While critics assert that Common Core represents an insidious effort to nationalize education, Finn also maintains that common national standards are a “liberating” development that actually allow for greater decentralization and local control. Currently, he says, state and federal government heavily regulate inputs (teacher certification, textbooks, etc.) while not seeking any explicit end results, such as mastery of certain skills by the end of certain grades. This approach is precisely backwards, he says, and embracing standard outputs in the form of Common Core will enable far more liberty on the input end.

“You, the school, can pick your own staff, you can pick your own textbooks, you can pick your own hours of the day, you can tailor yourself in whatever way you think is best to get your students to the destination,” he said.
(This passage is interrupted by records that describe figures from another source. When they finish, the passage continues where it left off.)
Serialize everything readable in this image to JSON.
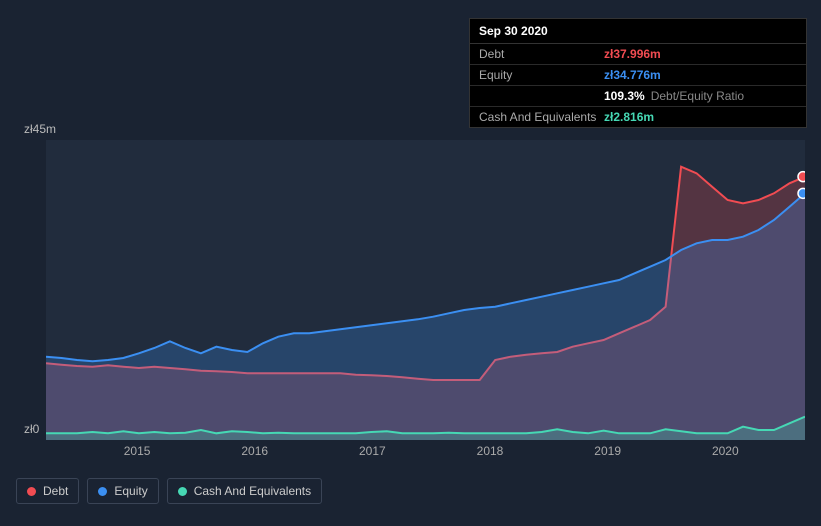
{
  "tooltip": {
    "date": "Sep 30 2020",
    "rows": [
      {
        "label": "Debt",
        "value": "zł37.996m",
        "color": "#f14c52",
        "note": ""
      },
      {
        "label": "Equity",
        "value": "zł34.776m",
        "color": "#3b8ff2",
        "note": ""
      },
      {
        "label": "",
        "value": "109.3%",
        "color": "#ffffff",
        "note": "Debt/Equity Ratio"
      },
      {
        "label": "Cash And Equivalents",
        "value": "zł2.816m",
        "color": "#46d8b4",
        "note": ""
      }
    ]
  },
  "chart": {
    "type": "area",
    "background_color": "#212c3d",
    "page_background": "#1a2332",
    "y_axis": {
      "min": 0,
      "max": 45,
      "labels": [
        "zł45m",
        "zł0"
      ],
      "label_fontsize": 12,
      "label_color": "#bbbbbb"
    },
    "x_axis": {
      "ticks": [
        "2015",
        "2016",
        "2017",
        "2018",
        "2019",
        "2020"
      ],
      "tick_positions_pct": [
        12,
        27.5,
        43,
        58.5,
        74,
        89.5
      ],
      "label_fontsize": 12,
      "label_color": "#aaaaaa"
    },
    "series": [
      {
        "name": "Debt",
        "color": "#f14c52",
        "fill_opacity": 0.25,
        "line_width": 2,
        "values": [
          11.5,
          11.3,
          11.1,
          11.0,
          11.2,
          11.0,
          10.8,
          11.0,
          10.8,
          10.6,
          10.4,
          10.3,
          10.2,
          10.0,
          10.0,
          10.0,
          10.0,
          10.0,
          10.0,
          10.0,
          9.8,
          9.7,
          9.6,
          9.4,
          9.2,
          9.0,
          9.0,
          9.0,
          9.0,
          12.0,
          12.5,
          12.8,
          13.0,
          13.2,
          14.0,
          14.5,
          15.0,
          16.0,
          17.0,
          18.0,
          20.0,
          41.0,
          40.0,
          38.0,
          36.0,
          35.5,
          36.0,
          37.0,
          38.5,
          39.5
        ]
      },
      {
        "name": "Equity",
        "color": "#3b8ff2",
        "fill_opacity": 0.25,
        "line_width": 2,
        "values": [
          12.5,
          12.3,
          12.0,
          11.8,
          12.0,
          12.3,
          13.0,
          13.8,
          14.8,
          13.8,
          13.0,
          14.0,
          13.5,
          13.2,
          14.5,
          15.5,
          16.0,
          16.0,
          16.3,
          16.6,
          16.9,
          17.2,
          17.5,
          17.8,
          18.1,
          18.5,
          19.0,
          19.5,
          19.8,
          20.0,
          20.5,
          21.0,
          21.5,
          22.0,
          22.5,
          23.0,
          23.5,
          24.0,
          25.0,
          26.0,
          27.0,
          28.5,
          29.5,
          30.0,
          30.0,
          30.5,
          31.5,
          33.0,
          35.0,
          37.0
        ]
      },
      {
        "name": "Cash And Equivalents",
        "color": "#46d8b4",
        "fill_opacity": 0.25,
        "line_width": 2,
        "values": [
          1.0,
          1.0,
          1.0,
          1.2,
          1.0,
          1.3,
          1.0,
          1.2,
          1.0,
          1.1,
          1.5,
          1.0,
          1.3,
          1.2,
          1.0,
          1.1,
          1.0,
          1.0,
          1.0,
          1.0,
          1.0,
          1.2,
          1.3,
          1.0,
          1.0,
          1.0,
          1.1,
          1.0,
          1.0,
          1.0,
          1.0,
          1.0,
          1.2,
          1.6,
          1.2,
          1.0,
          1.4,
          1.0,
          1.0,
          1.0,
          1.6,
          1.3,
          1.0,
          1.0,
          1.0,
          2.0,
          1.5,
          1.5,
          2.5,
          3.5
        ]
      }
    ],
    "end_markers": [
      {
        "series": "Debt",
        "color": "#f14c52",
        "y_value": 39.5
      },
      {
        "series": "Equity",
        "color": "#3b8ff2",
        "y_value": 37.0
      }
    ]
  },
  "legend": {
    "items": [
      {
        "label": "Debt",
        "color": "#f14c52"
      },
      {
        "label": "Equity",
        "color": "#3b8ff2"
      },
      {
        "label": "Cash And Equivalents",
        "color": "#46d8b4"
      }
    ],
    "border_color": "#3a4456",
    "text_color": "#cccccc",
    "fontsize": 12
  }
}
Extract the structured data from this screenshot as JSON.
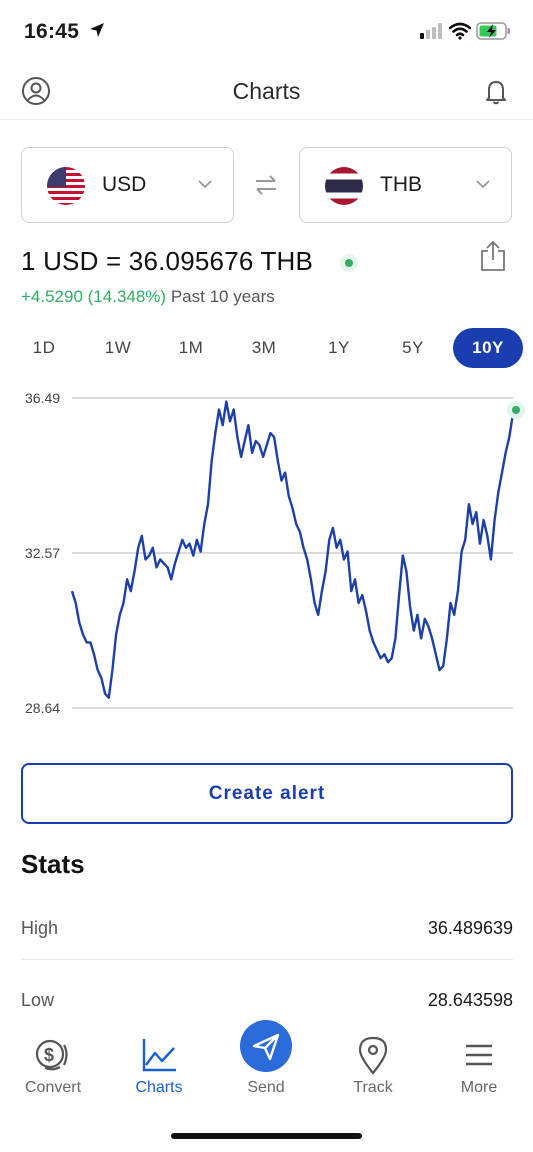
{
  "status_bar": {
    "time": "16:45"
  },
  "header": {
    "title": "Charts"
  },
  "converter": {
    "from_code": "USD",
    "to_code": "THB"
  },
  "rate": {
    "text": "1 USD = 36.095676 THB",
    "change": "+4.5290 (14.348%)",
    "period_label": "Past 10 years"
  },
  "tabs": [
    {
      "label": "1D",
      "active": false
    },
    {
      "label": "1W",
      "active": false
    },
    {
      "label": "1M",
      "active": false
    },
    {
      "label": "3M",
      "active": false
    },
    {
      "label": "1Y",
      "active": false
    },
    {
      "label": "5Y",
      "active": false
    },
    {
      "label": "10Y",
      "active": true
    }
  ],
  "chart_data": {
    "type": "line",
    "title": "",
    "xlabel": "",
    "ylabel": "",
    "ylim": [
      28.64,
      36.49
    ],
    "y_ticks": [
      "36.49",
      "32.57",
      "28.64"
    ],
    "grid": true,
    "series": [
      {
        "values": [
          31.6,
          31.3,
          30.8,
          30.5,
          30.3,
          30.3,
          30.0,
          29.6,
          29.4,
          29.0,
          28.9,
          29.6,
          30.5,
          31.0,
          31.3,
          31.9,
          31.6,
          32.1,
          32.7,
          33.0,
          32.4,
          32.5,
          32.7,
          32.2,
          32.4,
          32.3,
          32.2,
          31.9,
          32.3,
          32.6,
          32.9,
          32.7,
          32.8,
          32.5,
          32.9,
          32.6,
          33.3,
          33.8,
          34.9,
          35.6,
          36.2,
          35.8,
          36.4,
          35.9,
          36.2,
          35.5,
          35.0,
          35.4,
          35.8,
          35.1,
          35.4,
          35.3,
          35.0,
          35.3,
          35.6,
          35.5,
          34.9,
          34.4,
          34.6,
          34.0,
          33.7,
          33.3,
          33.1,
          32.7,
          32.4,
          31.9,
          31.3,
          31.0,
          31.6,
          32.1,
          32.9,
          33.2,
          32.7,
          32.9,
          32.4,
          32.6,
          31.6,
          31.9,
          31.3,
          31.5,
          31.1,
          30.6,
          30.3,
          30.1,
          29.9,
          30.0,
          29.8,
          29.9,
          30.4,
          31.5,
          32.5,
          32.1,
          31.2,
          30.6,
          31.0,
          30.4,
          30.9,
          30.7,
          30.4,
          30.0,
          29.6,
          29.7,
          30.4,
          31.3,
          31.0,
          31.6,
          32.6,
          32.9,
          33.8,
          33.3,
          33.6,
          32.8,
          33.4,
          33.0,
          32.4,
          33.4,
          34.1,
          34.6,
          35.1,
          35.5,
          36.1
        ]
      }
    ]
  },
  "alert_button": {
    "label": "Create alert"
  },
  "stats": {
    "title": "Stats",
    "rows": [
      {
        "label": "High",
        "value": "36.489639"
      },
      {
        "label": "Low",
        "value": "28.643598"
      }
    ]
  },
  "nav": [
    {
      "label": "Convert",
      "icon": "convert-icon",
      "active": false
    },
    {
      "label": "Charts",
      "icon": "chart-icon",
      "active": true
    },
    {
      "label": "Send",
      "icon": "send-icon",
      "active": false
    },
    {
      "label": "Track",
      "icon": "location-pin-icon",
      "active": false
    },
    {
      "label": "More",
      "icon": "menu-icon",
      "active": false
    }
  ],
  "colors": {
    "accent": "#1a3eb0",
    "line": "#1c3fa8",
    "positive": "#2fae62",
    "nav_active": "#1a5fd0"
  }
}
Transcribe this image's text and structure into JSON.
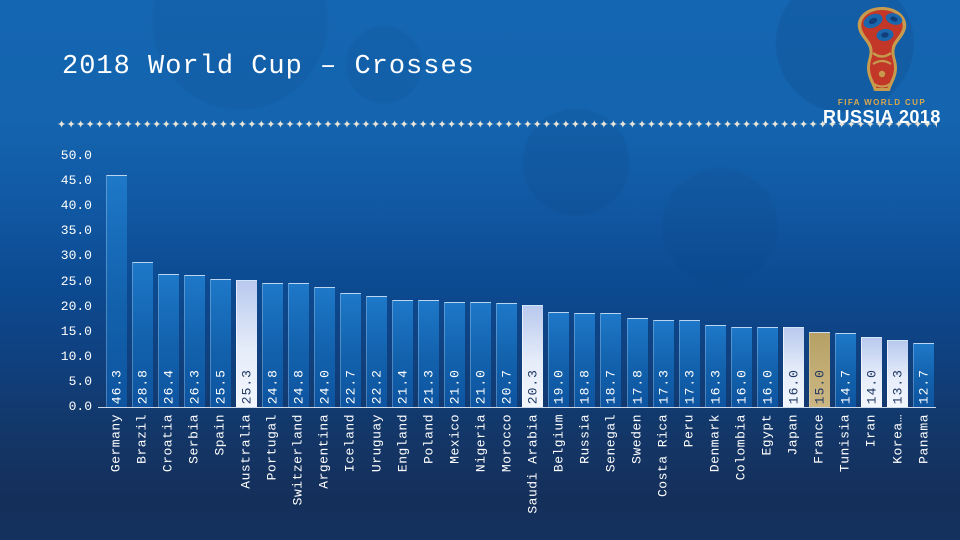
{
  "slide": {
    "title": "2018 World Cup – Crosses",
    "divider_glyph": "✦",
    "logo": {
      "fifa_line": "FIFA WORLD CUP",
      "russia_line": "RUSSIA 2018",
      "trademark": "™"
    }
  },
  "chart_data": {
    "type": "bar",
    "title": "2018 World Cup – Crosses",
    "categories": [
      "Germany",
      "Brazil",
      "Croatia",
      "Serbia",
      "Spain",
      "Australia",
      "Portugal",
      "Switzerland",
      "Argentina",
      "Iceland",
      "Uruguay",
      "England",
      "Poland",
      "Mexico",
      "Nigeria",
      "Morocco",
      "Saudi Arabia",
      "Belgium",
      "Russia",
      "Senegal",
      "Sweden",
      "Costa Rica",
      "Peru",
      "Denmark",
      "Colombia",
      "Egypt",
      "Japan",
      "France",
      "Tunisia",
      "Iran",
      "Korea…",
      "Panama"
    ],
    "values": [
      46.3,
      28.8,
      26.4,
      26.3,
      25.5,
      25.3,
      24.8,
      24.8,
      24.0,
      22.7,
      22.2,
      21.4,
      21.3,
      21.0,
      21.0,
      20.7,
      20.3,
      19.0,
      18.8,
      18.7,
      17.8,
      17.3,
      17.3,
      16.3,
      16.0,
      16.0,
      16.0,
      15.0,
      14.7,
      14.0,
      13.3,
      12.7
    ],
    "highlight_light": [
      "Australia",
      "Saudi Arabia",
      "Japan",
      "Iran",
      "Korea…"
    ],
    "highlight_gold": [
      "France"
    ],
    "xlabel": "",
    "ylabel": "",
    "ylim": [
      0,
      50
    ],
    "ytick_labels": [
      "50.0",
      "45.0",
      "40.0",
      "35.0",
      "30.0",
      "25.0",
      "20.0",
      "15.0",
      "10.0",
      "5.0",
      "0.0"
    ],
    "grid": false,
    "legend": false
  },
  "colors": {
    "background_top": "#1566B2",
    "background_bottom": "#14305C",
    "bar_blue_top": "#1E78C8",
    "bar_blue_bottom": "#0E54A0",
    "bar_light_top": "#B9C9EE",
    "bar_light_bottom": "#F2F6FD",
    "bar_gold_top": "#B5A065",
    "bar_gold_bottom": "#CBB684",
    "value_text_on_blue": "#FFFFFF",
    "value_text_on_highlight": "#1F3864",
    "axis_text": "#FFFFFF",
    "axis_line": "#CBD9EA",
    "divider": "#E9E5D9",
    "logo_gold": "#D9A94E",
    "logo_red": "#C23728",
    "logo_blue": "#1A67AE"
  }
}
Similarly, the use of common metrics would empower school choice by providing parents with the most accurate possible metrics for comparing different education options.

“[Common standards] foster local control of everything that’s important.”

Despite his support, Finn is also quick to say that he views mere standards such as Common Core as a rather small piece of the education puzzle.

“Standards don’t matter very much,” Finn said. “I could say ‘Gosh, I’d love to go to Rome this summer.’ That’s a lovely aspiration, but if I don’t have a plane ticket and few nickels to rub together…it’s just a pipe dream. The standards just describe a destination.” While the destination is valuable, it takes years if not decades of sustained improvement efforts to translate high standards into genuine success.

Finn says that the snowballing backlash to Common Core is at least as much about pure politics as it is about education policy. He accuses President Obama of trying to “take credit” for Common Core after having the Department of Education link billions of dollars in Race to the Top grants with the adoption of the Core. What was once a quiet reform effort has ballooned into a grassroots cause célèbre for conservatives who fear government overreach.

“It’s a mountain out of a molehill,” Finn said. “If the Obama administration had not put money on the table, this would have been treated as a quiet experiment that some states were gonna do, and some states weren’t, and we’d see whether the ones that did it did better.”

While he says much of the backlash does amount to “knee-jerk anti-Obamaism,” Finn isn’t particularly upset that Obama’s association is leading some states to back out of Common Core, and he expresses little alarm that the standards might fall apart now that several states such as Indiana and Oklahoma have begun to pull out. If anything, he says, their departure could improve the Core by preventing it from being sullied by states not fully committed to reform.

“I’m much more worried about fake adherence to the Common Core, lip service, than I am about political pushback,” he said. “I would far rather go back to the 20-some states that I think would have done it anyway, because they wanted to, rather than have 45 that were bribed into this with Race to the Top money.”